- Birth name: Takesure Ncube
- Also known as: Zamar
- Born: 25 February 1981 (age 44) Beitbridge, Zimbabwe
- Origin: Zimbabwean
- Genres: Gospel Music
- Occupation(s): Singer, songwriter
- Instrument(s): Keyboard, guitar
- Years active: 2005–present
- Labels: Bold Music
- Website: tkzamar.com

= Takesure Zamar Ncube =

Takesure ‘Zamar’ Ncube is a Zimbabwean award-winning gospel musician, producer, songwriter, instrumentalist and vocalist based in South Africa. Takesure is a recipient of the Best of Africa Award from SABC Crown Gospel Awards.

==Early life==
Zamar was born in 1981 in Beitbridge, Zimbabwe and attended school in the small border town.

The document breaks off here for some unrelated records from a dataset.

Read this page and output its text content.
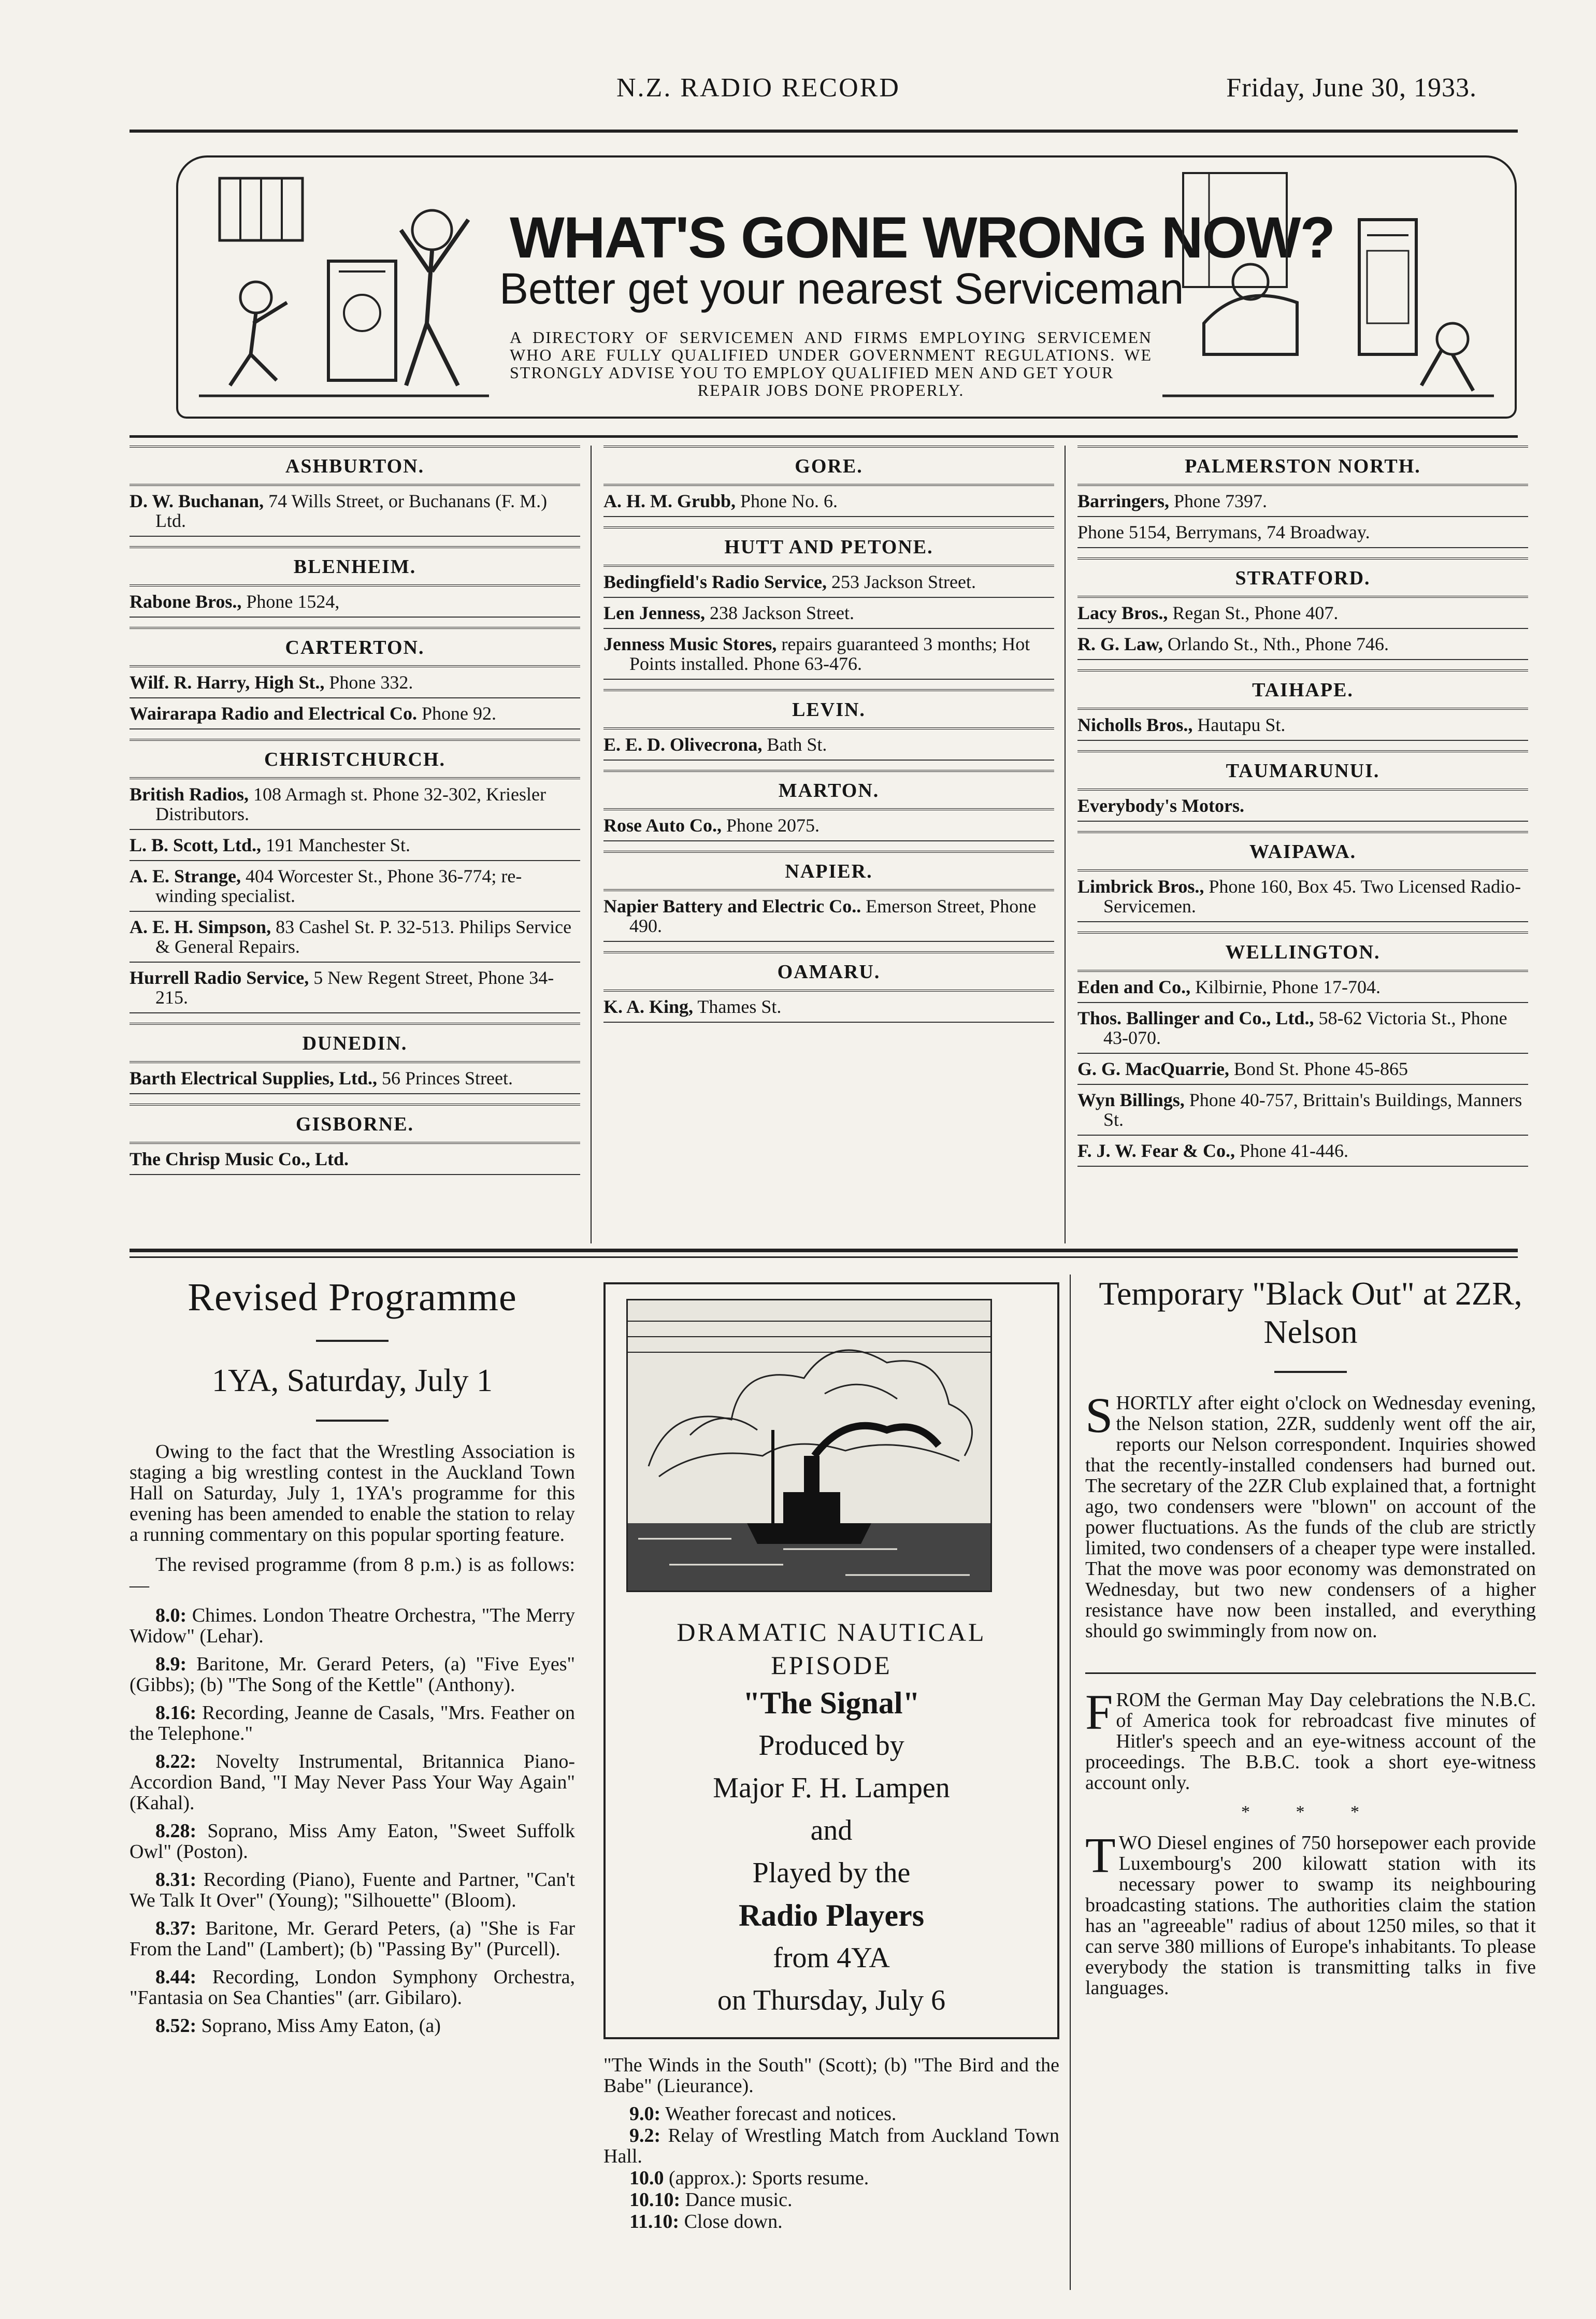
N.Z. RADIO RECORD	Friday, June 30, 1933.
WHAT'S GONE WRONG NOW?
Better get your nearest Serviceman
A DIRECTORY OF SERVICEMEN AND FIRMS EMPLOYING SERVICEMEN WHO ARE FULLY QUALIFIED UNDER GOVERNMENT REGULATIONS. WE STRONGLY ADVISE YOU TO EMPLOY QUALIFIED MEN AND GET YOUR
REPAIR JOBS DONE PROPERLY.
ASHBURTON.
D. W. Buchanan, 74 Wills Street, or Buchanans (F. M.) Ltd.
BLENHEIM.
Rabone Bros., Phone 1524,
CARTERTON.
Wilf. R. Harry, High St., Phone 332.
Wairarapa Radio and Electrical Co. Phone 92.
CHRISTCHURCH.
British Radios, 108 Armagh st. Phone 32-302, Kriesler Distributors.
L. B. Scott, Ltd., 191 Manchester St.
A. E. Strange, 404 Worcester St., Phone 36-774; re-winding specialist.
A. E. H. Simpson, 83 Cashel St. P. 32-513. Philips Service & General Repairs.
Hurrell Radio Service, 5 New Regent Street, Phone 34-215.
DUNEDIN.
Barth Electrical Supplies, Ltd., 56 Princes Street.
GISBORNE.
The Chrisp Music Co., Ltd.
GORE.
A. H. M. Grubb, Phone No. 6.
HUTT AND PETONE.
Bedingfield's Radio Service, 253 Jackson Street.
Len Jenness, 238 Jackson Street.
Jenness Music Stores, repairs guaranteed 3 months; Hot Points installed. Phone 63-476.
LEVIN.
E. E. D. Olivecrona, Bath St.
MARTON.
Rose Auto Co., Phone 2075.
NAPIER.
Napier Battery and Electric Co.. Emerson Street, Phone 490.
OAMARU.
K. A. King, Thames St.
PALMERSTON NORTH.
Barringers, Phone 7397.
Phone 5154, Berrymans, 74 Broadway.
STRATFORD.
Lacy Bros., Regan St., Phone 407.
R. G. Law, Orlando St., Nth., Phone 746.
TAIHAPE.
Nicholls Bros., Hautapu St.
TAUMARUNUI.
Everybody's Motors.
WAIPAWA.
Limbrick Bros., Phone 160, Box 45. Two Licensed Radio-Servicemen.
WELLINGTON.
Eden and Co., Kilbirnie, Phone 17-704.
Thos. Ballinger and Co., Ltd., 58-62 Victoria St., Phone 43-070.
G. G. MacQuarrie, Bond St. Phone 45-865
Wyn Billings, Phone 40-757, Brittain's Buildings, Manners St.
F. J. W. Fear & Co., Phone 41-446.
Revised Programme
1YA, Saturday, July 1

Owing to the fact that the Wrestling Association is staging a big wrestling contest in the Auckland Town Hall on Saturday, July 1, 1YA's programme for this evening has been amended to enable the station to relay a running commentary on this popular sporting feature.

The revised programme (from 8 p.m.) is as follows:—

8.0: Chimes. London Theatre Orchestra, "The Merry Widow" (Lehar).

8.9: Baritone, Mr. Gerard Peters, (a) "Five Eyes" (Gibbs); (b) "The Song of the Kettle" (Anthony).

8.16: Recording, Jeanne de Casals, "Mrs. Feather on the Telephone."

8.22: Novelty Instrumental, Britannica Piano-Accordion Band, "I May Never Pass Your Way Again" (Kahal).

8.28: Soprano, Miss Amy Eaton, "Sweet Suffolk Owl" (Poston).

8.31: Recording (Piano), Fuente and Partner, "Can't We Talk It Over" (Young); "Silhouette" (Bloom).

8.37: Baritone, Mr. Gerard Peters, (a) "She is Far From the Land" (Lambert); (b) "Passing By" (Purcell).

8.44: Recording, London Symphony Orchestra, "Fantasia on Sea Chanties" (arr. Gibilaro).

8.52: Soprano, Miss Amy Eaton, (a)

DRAMATIC NAUTICAL
EPISODE
"The Signal"
Produced by
Major F. H. Lampen
and
Played by the
Radio Players
from 4YA
on Thursday, July 6

"The Winds in the South" (Scott); (b) "The Bird and the Babe" (Lieurance).

9.0: Weather forecast and notices.

9.2: Relay of Wrestling Match from Auckland Town Hall.

10.0 (approx.): Sports resume.

10.10: Dance music.

11.10: Close down.

Temporary "Black Out" at 2ZR, Nelson

SHORTLY after eight o'clock on Wednesday evening, the Nelson station, 2ZR, suddenly went off the air, reports our Nelson correspondent. Inquiries showed that the recently-installed condensers had burned out. The secretary of the 2ZR Club explained that, a fortnight ago, two condensers were "blown" on account of the power fluctuations. As the funds of the club are strictly limited, two condensers of a cheaper type were installed. That the move was poor economy was demonstrated on Wednesday, but two new condensers of a higher resistance have now been installed, and everything should go swimmingly from now on.

FROM the German May Day celebrations the N.B.C. of America took for rebroadcast five minutes of Hitler's speech and an eye-witness account of the proceedings. The B.B.C. took a short eye-witness account only.

* * *

TWO Diesel engines of 750 horsepower each provide Luxembourg's 200 kilowatt station with its necessary power to swamp its neighbouring broadcasting stations. The authorities claim the station has an "agreeable" radius of about 1250 miles, so that it can serve 380 millions of Europe's inhabitants. To please everybody the station is transmitting talks in five languages.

While still in primary school his love for music was ignited at the age of 10. As he grew older, he started refining his gift and learning to play various musical instruments.

==Career Background==
In 2005, he enrolled for a Music and Musicology Diploma at the Zimbabwe College of Music in Bulawayo. Thereafter, he taught music at a private school in Harare.

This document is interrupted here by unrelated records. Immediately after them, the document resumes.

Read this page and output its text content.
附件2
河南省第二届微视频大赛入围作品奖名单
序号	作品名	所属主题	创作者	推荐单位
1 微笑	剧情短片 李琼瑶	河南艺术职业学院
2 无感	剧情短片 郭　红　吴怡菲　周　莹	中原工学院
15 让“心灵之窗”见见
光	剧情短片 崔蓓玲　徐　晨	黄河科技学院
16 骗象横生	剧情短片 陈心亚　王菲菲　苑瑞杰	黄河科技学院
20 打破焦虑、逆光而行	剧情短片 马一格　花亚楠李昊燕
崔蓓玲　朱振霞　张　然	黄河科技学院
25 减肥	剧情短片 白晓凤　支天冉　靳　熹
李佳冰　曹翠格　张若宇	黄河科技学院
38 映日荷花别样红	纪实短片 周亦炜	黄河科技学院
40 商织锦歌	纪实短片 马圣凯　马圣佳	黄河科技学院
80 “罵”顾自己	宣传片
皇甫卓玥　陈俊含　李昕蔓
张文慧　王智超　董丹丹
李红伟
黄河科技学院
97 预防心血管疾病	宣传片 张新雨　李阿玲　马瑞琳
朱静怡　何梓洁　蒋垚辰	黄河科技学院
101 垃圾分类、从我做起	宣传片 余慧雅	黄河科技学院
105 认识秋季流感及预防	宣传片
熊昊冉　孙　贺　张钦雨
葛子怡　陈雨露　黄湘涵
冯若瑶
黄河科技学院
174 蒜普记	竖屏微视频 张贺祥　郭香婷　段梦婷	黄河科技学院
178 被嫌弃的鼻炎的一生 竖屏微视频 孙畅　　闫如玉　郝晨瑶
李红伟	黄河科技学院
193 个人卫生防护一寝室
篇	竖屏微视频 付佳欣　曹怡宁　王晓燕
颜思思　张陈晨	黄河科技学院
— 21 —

In 2011, he formed his group Worship Addicts in Harare and in that year the group released its maiden album. His ability to speak and sing in several African languages that include Zulu, Venda, Sotho, Swahili, Ndebele, Shona and Tswana has endeared him with regional of gospel music lovers.

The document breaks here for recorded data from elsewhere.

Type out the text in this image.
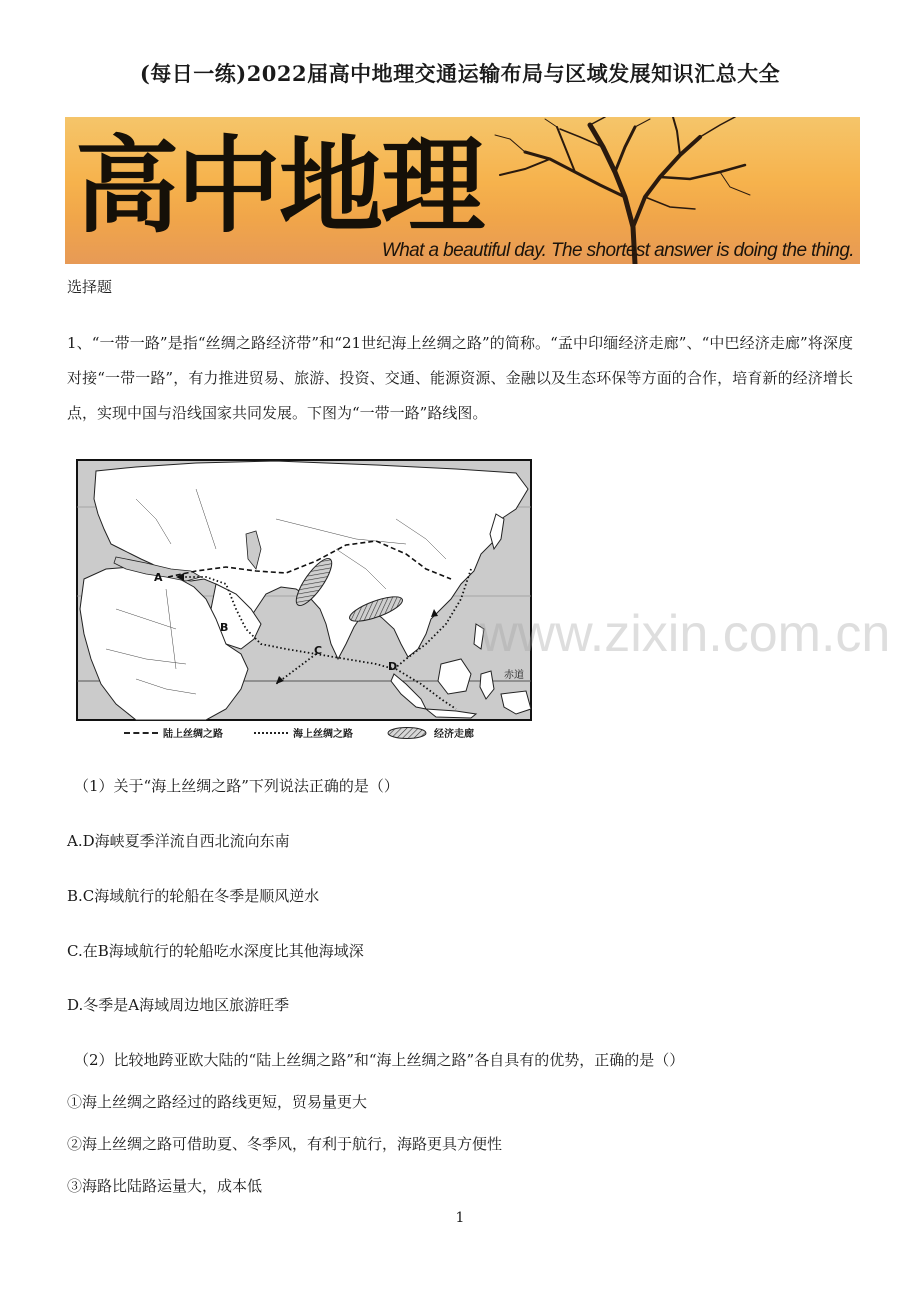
(每日一练)2022届高中地理交通运输布局与区域发展知识汇总大全
高中地理
What a beautiful day. The shortest answer is doing the thing.
选择题
1、“一带一路”是指“丝绸之路经济带”和“21世纪海上丝绸之路”的简称。“孟中印缅经济走廊”、“中巴经济走廊”将深度对接“一带一路”，有力推进贸易、旅游、投资、交通、能源资源、金融以及生态环保等方面的合作，培育新的经济增长点，实现中国与沿线国家共同发展。下图为“一带一路”路线图。
A
B
C
D
赤道
www.zixin.com.cn
陆上丝绸之路	海上丝绸之路	经济走廊
（1）关于“海上丝绸之路”下列说法正确的是（）
A.D海峡夏季洋流自西北流向东南
B.C海域航行的轮船在冬季是顺风逆水
C.在B海域航行的轮船吃水深度比其他海域深
D.冬季是A海域周边地区旅游旺季
（2）比较地跨亚欧大陆的“陆上丝绸之路”和“海上丝绸之路”各自具有的优势，正确的是（）
①海上丝绸之路经过的路线更短，贸易量更大
②海上丝绸之路可借助夏、冬季风，有利于航行，海路更具方便性
③海路比陆路运量大，成本低
1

He rose to prominence in 2014 when he joined the multi-award-winning gospel ensemble Joyous Celebration as a vocalist. Two years later, Zamar moved to South Africa after joining the Bold Music stable. In a media interview, Zamar said that he has written over 500 songs so far.

In 2017, he recorded his first live DVD, which was attended by over 20 South African gospel musicians.

==Discography==
===Albums===
- Praise Addicts Vol. 1
- Praise Addicts Vol. 2
- Praise Addicts Vol 3
- Worship Addicts Vol. 1
- Worship Addicts Vol. 2
- Worship Addicts Vol. 3
- Worship Addicts Vol. 4
- Worship Devotional Vol. 5

===Singles===
- Kuregerera in Advance
- Agere Pachigaro
- Sorry
- Kuzobalungela
- Ibhaibhili Ke?
- Unotapirirwa
- Taura Neni
- Mtwene
- Ngidinga Wena
- Nhare Yangu
- Bhaibheri
- Rwizi

==Awards==
- Best International Gospel Artist – Zimbabwe Achievers Awards 2015
- Best Male Artist – Zimbabwe Music Awards (ZIMA) in 2015.
- Best of Africa Award – SABC Crown Gospel Awards 2018

==Personal life==
Zamar married Kudzai Marova Ncube in December 2015.